DeVry Education Group supports reasonable regulation concerning accountability and affordability in higher education. Today’s proposed Gainful Employment regulations issued by the U.S. Department of Education moves closer to that mark, but is not there yet.
As currently drafted, the rule would seriously undermine the Obama administration’s goal of increasing the number of U.S. college graduates, especially lower-income Americans. Data shows that independent students who start out with the lowest income have the highest debt-to-income ratios after graduation – and would be disproportionately affected by the programmatic CDR measure. Public sector and independent institutions do not have the capacity to serve these displaced students, who would be left with limited educational options due to this proposed rule.
The proposed rule holds private-sector programs to a higher standard than public-sector or independent programs. The DOE’s own data shows the average debt-to-earnings ratio for all bachelor’s degree graduates in their first year of repayment is 13 percent (12 percent public and 16 percent independent). Under the proposed rule, private-sector colleges and universities would be held to an 8 percent standard. Why the different standards? A fair rule would be one applied equally to all.

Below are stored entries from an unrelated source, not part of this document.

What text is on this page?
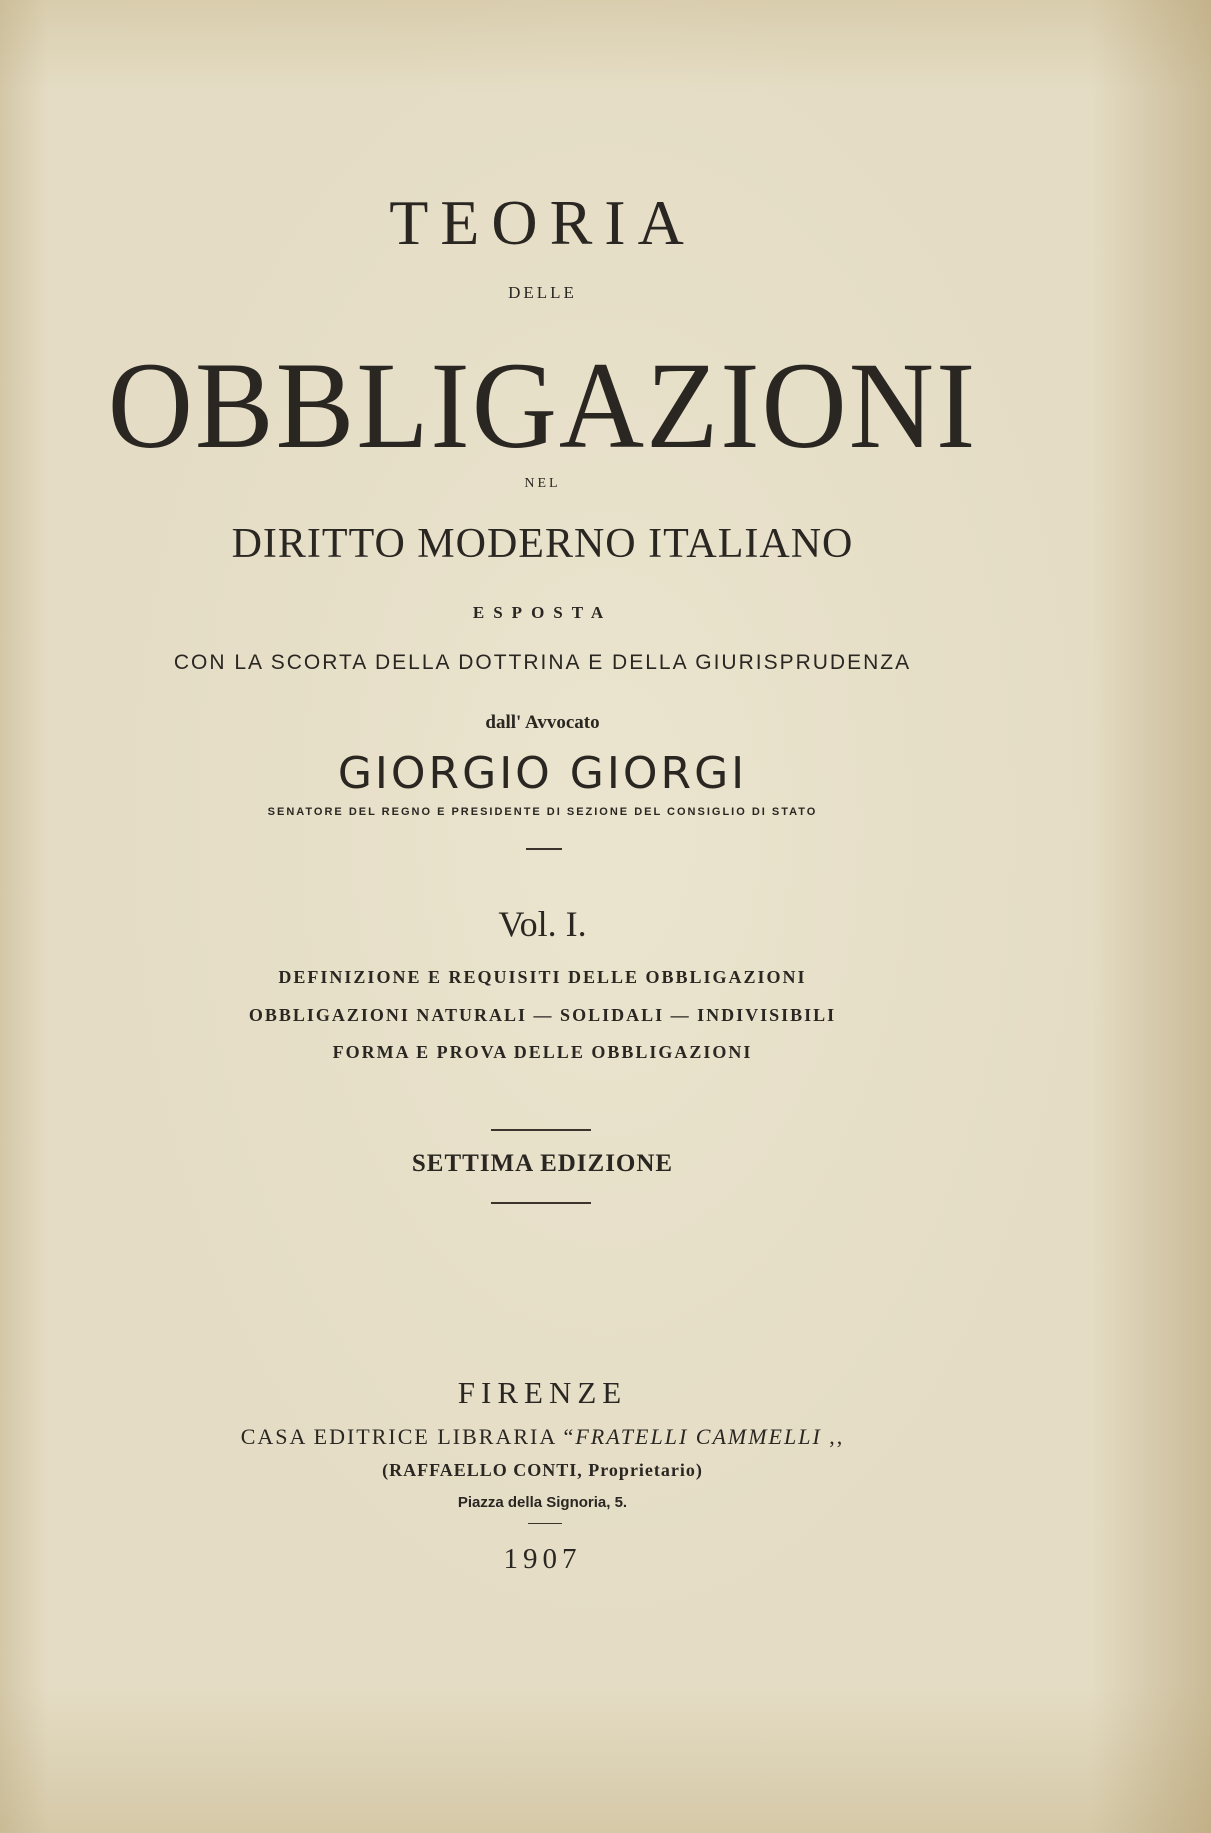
TEORIA
DELLE
OBBLIGAZIONI
NEL
DIRITTO MODERNO ITALIANO
ESPOSTA
CON LA SCORTA DELLA DOTTRINA E DELLA GIURISPRUDENZA
dall' Avvocato
GIORGIO GIORGI
SENATORE DEL REGNO E PRESIDENTE DI SEZIONE DEL CONSIGLIO DI STATO
Vol. I.
DEFINIZIONE E REQUISITI DELLE OBBLIGAZIONI
OBBLIGAZIONI NATURALI — SOLIDALI — INDIVISIBILI
FORMA E PROVA DELLE OBBLIGAZIONI
SETTIMA EDIZIONE
FIRENZE
CASA EDITRICE LIBRARIA “FRATELLI CAMMELLI ,,
(RAFFAELLO CONTI, Proprietario)
Piazza della Signoria, 5.
1907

By applying these arbitrary standards and casting too broad a net, the proposal snares many good and historically productive programs in critical areas like information technology and healthcare. And public-sector schools do not have the funding to increase their capacity. It would cost $5.2 billion to provide the capacity to accommodate the estimated 630,000 students displaced by this proposed rule.
That level of funding is unlikely to materialize anytime soon.
We see a way forward, through regulations that truly gauge the quality of a program, through measures like actual employment, affordability and commitment to serving non-traditional and low-income students. We remain committed to working with the DOE to improve these rules.